I interrupt to explain that Chomsky is not a prescriptive grammarian.
“My gosh!” he gasps. “You can goflibberate too!”
“I mean, he’s a linguistic theorist and doesn’t delve so much into the nuts and bolts of classroom practice. His transformational grammar, for example, sort of says the syntactic structures we communicate with are actually transformations of deeper and universal configurations within the murk of the human brain.”
“What’s more, you’re better than me!”
“Don’t be afraid of Chomsky. He seems a nice enough fellow. You should read him, including his media studies and critiques of U.S. policy. They will make you think.”
He acknowledges he has heard of Chomsky’s politics and admits that they leave him edgy. “In the end,” he says, “I’m just a, typical, normal, everyday, true blue American. Which means I’d prefer not to think.”
Yet, when it comes to the classroom, he feels a problem.
“OK, maybe I don’t have to be a Chomsky, but I don’t want to be a chumpsky. I just hate it when the students know more than me.”
Then why not study?
“I also hate to work. Besides, I need lots of time for designing people searches.”
In the end, I tell him, it doesn’t really matter.
“Because you’re right. Japanese have grammar rules vacuum-packed into their skulls. There comes a point when they need to step away from the rules and just talk. Your classes provide opportunities they would never get elsewhere.”
“True,” he says. “I mean, where else can you walk up to a pretty girl and ask her the color of her undies? And then have her obliged to tell you!”
The topic, I remind him, is teaching, and I feel that as long as he’s being conscientious and earnestly trying to get students to use their English, he’s doing OK.
“But what happens when I can’t answer their questions?”
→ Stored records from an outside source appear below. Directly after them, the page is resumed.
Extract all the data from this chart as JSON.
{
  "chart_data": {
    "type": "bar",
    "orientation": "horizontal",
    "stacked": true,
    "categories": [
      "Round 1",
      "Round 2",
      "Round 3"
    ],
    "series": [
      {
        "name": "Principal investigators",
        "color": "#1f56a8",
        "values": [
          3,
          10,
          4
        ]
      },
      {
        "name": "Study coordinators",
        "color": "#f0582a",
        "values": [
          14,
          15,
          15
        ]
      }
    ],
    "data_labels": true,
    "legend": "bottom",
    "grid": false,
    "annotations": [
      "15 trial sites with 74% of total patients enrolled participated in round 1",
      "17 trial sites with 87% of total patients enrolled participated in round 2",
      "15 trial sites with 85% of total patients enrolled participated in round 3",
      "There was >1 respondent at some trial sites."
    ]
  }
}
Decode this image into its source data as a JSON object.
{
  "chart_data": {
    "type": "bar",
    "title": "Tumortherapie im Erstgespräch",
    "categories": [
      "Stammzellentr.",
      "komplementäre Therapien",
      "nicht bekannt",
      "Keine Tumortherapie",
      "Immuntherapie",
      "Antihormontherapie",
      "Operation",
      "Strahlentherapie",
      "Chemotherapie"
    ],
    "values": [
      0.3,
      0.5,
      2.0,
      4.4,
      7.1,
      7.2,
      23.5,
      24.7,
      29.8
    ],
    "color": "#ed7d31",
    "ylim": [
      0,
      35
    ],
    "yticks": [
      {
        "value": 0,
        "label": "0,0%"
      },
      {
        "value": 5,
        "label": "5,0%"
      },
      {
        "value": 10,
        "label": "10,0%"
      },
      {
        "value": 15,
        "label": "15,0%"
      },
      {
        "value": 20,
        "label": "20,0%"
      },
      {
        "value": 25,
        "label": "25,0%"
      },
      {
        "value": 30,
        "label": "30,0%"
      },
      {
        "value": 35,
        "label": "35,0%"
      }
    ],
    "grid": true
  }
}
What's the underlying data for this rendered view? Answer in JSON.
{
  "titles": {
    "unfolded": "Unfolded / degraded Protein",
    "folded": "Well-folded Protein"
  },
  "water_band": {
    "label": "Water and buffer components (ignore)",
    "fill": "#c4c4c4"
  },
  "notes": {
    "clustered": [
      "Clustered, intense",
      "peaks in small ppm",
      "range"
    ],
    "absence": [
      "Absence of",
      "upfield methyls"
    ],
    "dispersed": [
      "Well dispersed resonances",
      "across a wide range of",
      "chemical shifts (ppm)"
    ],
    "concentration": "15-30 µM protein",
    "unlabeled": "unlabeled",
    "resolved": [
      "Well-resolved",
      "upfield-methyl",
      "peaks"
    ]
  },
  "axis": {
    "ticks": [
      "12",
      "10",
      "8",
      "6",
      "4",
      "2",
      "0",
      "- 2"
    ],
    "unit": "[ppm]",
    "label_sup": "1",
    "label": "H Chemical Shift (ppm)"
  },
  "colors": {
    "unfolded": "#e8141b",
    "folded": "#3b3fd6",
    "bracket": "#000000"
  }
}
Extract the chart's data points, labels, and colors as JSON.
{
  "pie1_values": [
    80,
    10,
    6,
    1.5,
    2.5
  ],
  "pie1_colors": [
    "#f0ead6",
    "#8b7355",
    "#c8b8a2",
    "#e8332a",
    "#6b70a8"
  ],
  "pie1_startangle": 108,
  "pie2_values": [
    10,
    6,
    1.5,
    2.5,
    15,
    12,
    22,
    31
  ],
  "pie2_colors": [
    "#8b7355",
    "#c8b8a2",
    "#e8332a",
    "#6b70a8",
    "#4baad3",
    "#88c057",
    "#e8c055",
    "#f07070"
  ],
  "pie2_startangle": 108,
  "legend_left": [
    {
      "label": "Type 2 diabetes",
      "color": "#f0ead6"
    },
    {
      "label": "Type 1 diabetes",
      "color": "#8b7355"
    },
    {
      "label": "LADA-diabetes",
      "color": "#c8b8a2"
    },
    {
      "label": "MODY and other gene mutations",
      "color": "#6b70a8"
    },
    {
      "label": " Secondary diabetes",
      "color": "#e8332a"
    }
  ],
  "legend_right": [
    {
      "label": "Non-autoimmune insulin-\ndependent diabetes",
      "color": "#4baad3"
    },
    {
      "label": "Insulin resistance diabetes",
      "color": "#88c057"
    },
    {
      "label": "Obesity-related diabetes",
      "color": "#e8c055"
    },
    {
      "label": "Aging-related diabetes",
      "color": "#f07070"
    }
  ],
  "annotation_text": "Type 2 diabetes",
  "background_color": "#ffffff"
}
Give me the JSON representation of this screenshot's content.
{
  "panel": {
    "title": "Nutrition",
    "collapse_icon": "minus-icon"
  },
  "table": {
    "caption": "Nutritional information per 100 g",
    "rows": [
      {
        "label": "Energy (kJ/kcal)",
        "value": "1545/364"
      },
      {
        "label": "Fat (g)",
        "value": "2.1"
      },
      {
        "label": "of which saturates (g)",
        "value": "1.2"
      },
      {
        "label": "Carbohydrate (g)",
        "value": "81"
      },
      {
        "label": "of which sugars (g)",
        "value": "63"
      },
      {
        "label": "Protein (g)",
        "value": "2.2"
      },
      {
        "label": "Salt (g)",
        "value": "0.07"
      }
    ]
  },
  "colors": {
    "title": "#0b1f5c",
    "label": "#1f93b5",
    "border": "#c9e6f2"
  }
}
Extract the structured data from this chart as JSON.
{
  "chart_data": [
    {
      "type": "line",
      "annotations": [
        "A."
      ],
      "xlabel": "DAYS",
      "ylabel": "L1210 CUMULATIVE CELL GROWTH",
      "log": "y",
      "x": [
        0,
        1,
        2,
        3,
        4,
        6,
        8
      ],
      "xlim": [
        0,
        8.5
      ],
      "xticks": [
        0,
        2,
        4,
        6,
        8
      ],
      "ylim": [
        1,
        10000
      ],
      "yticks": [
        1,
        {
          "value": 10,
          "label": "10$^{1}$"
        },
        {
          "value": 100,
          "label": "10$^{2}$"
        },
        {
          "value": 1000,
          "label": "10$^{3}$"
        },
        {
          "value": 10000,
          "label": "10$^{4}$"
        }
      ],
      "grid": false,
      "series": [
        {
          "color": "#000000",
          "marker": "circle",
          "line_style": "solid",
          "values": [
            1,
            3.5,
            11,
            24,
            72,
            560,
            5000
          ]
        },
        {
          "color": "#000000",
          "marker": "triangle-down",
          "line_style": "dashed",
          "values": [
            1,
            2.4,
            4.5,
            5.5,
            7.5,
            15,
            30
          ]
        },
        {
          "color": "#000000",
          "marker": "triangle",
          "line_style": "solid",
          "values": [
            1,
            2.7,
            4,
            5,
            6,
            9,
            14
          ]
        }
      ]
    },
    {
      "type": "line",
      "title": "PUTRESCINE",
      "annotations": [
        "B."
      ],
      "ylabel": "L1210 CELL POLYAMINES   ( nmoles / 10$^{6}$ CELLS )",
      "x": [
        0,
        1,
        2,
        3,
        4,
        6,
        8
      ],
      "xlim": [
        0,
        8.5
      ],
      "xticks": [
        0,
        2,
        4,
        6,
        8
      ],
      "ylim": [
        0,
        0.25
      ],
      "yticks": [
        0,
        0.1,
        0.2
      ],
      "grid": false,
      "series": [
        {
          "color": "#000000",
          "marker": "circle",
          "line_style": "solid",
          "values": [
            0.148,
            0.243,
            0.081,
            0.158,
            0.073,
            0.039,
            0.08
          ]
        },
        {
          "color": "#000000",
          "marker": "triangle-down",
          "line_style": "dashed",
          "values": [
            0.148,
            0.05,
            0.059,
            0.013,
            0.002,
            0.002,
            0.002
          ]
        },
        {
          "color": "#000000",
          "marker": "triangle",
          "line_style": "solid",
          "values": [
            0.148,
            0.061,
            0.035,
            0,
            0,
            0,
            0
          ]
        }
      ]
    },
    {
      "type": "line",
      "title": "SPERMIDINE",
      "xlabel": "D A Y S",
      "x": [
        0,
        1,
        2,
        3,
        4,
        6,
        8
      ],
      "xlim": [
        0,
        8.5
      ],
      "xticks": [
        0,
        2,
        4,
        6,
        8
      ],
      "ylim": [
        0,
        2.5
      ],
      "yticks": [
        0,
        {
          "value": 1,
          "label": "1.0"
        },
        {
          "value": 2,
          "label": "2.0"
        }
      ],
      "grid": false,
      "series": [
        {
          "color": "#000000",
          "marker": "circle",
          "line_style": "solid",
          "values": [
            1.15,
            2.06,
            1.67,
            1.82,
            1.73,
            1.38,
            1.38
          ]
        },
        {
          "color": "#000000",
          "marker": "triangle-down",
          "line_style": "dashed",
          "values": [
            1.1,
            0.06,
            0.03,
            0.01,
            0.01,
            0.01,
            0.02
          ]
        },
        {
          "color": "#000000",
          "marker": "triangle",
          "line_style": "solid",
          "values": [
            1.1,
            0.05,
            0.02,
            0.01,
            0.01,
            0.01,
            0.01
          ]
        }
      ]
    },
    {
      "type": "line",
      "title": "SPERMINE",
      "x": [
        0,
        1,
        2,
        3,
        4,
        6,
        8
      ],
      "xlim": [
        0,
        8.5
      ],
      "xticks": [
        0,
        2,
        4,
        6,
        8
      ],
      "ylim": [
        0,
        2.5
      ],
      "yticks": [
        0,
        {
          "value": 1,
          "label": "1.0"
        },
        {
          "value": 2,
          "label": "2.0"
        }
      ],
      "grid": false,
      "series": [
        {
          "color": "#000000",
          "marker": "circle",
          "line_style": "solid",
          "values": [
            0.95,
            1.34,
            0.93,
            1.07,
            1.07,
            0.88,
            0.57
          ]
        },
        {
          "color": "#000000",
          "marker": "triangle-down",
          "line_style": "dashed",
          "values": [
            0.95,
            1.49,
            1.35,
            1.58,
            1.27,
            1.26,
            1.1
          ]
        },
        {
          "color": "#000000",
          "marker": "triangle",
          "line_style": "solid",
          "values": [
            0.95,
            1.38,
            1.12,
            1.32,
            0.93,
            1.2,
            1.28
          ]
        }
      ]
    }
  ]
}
I tell him Chomsky’s e-mail address can be found on MIT’s Web site.
He scribbles a quick memo. “Excellent,” he says. “I’ll use this in a people search. ‘Find someone who knows how to find Chomsky’s e-mail address.’ It’s bound to stump the class.”
And if it doesn’t?
“Oh, I’ll just liperize the cantankersphere, like always.”
“. . . You’ll wing it?”
“Hey,” he shrugs, “I’m a teacher. It’s what I do.”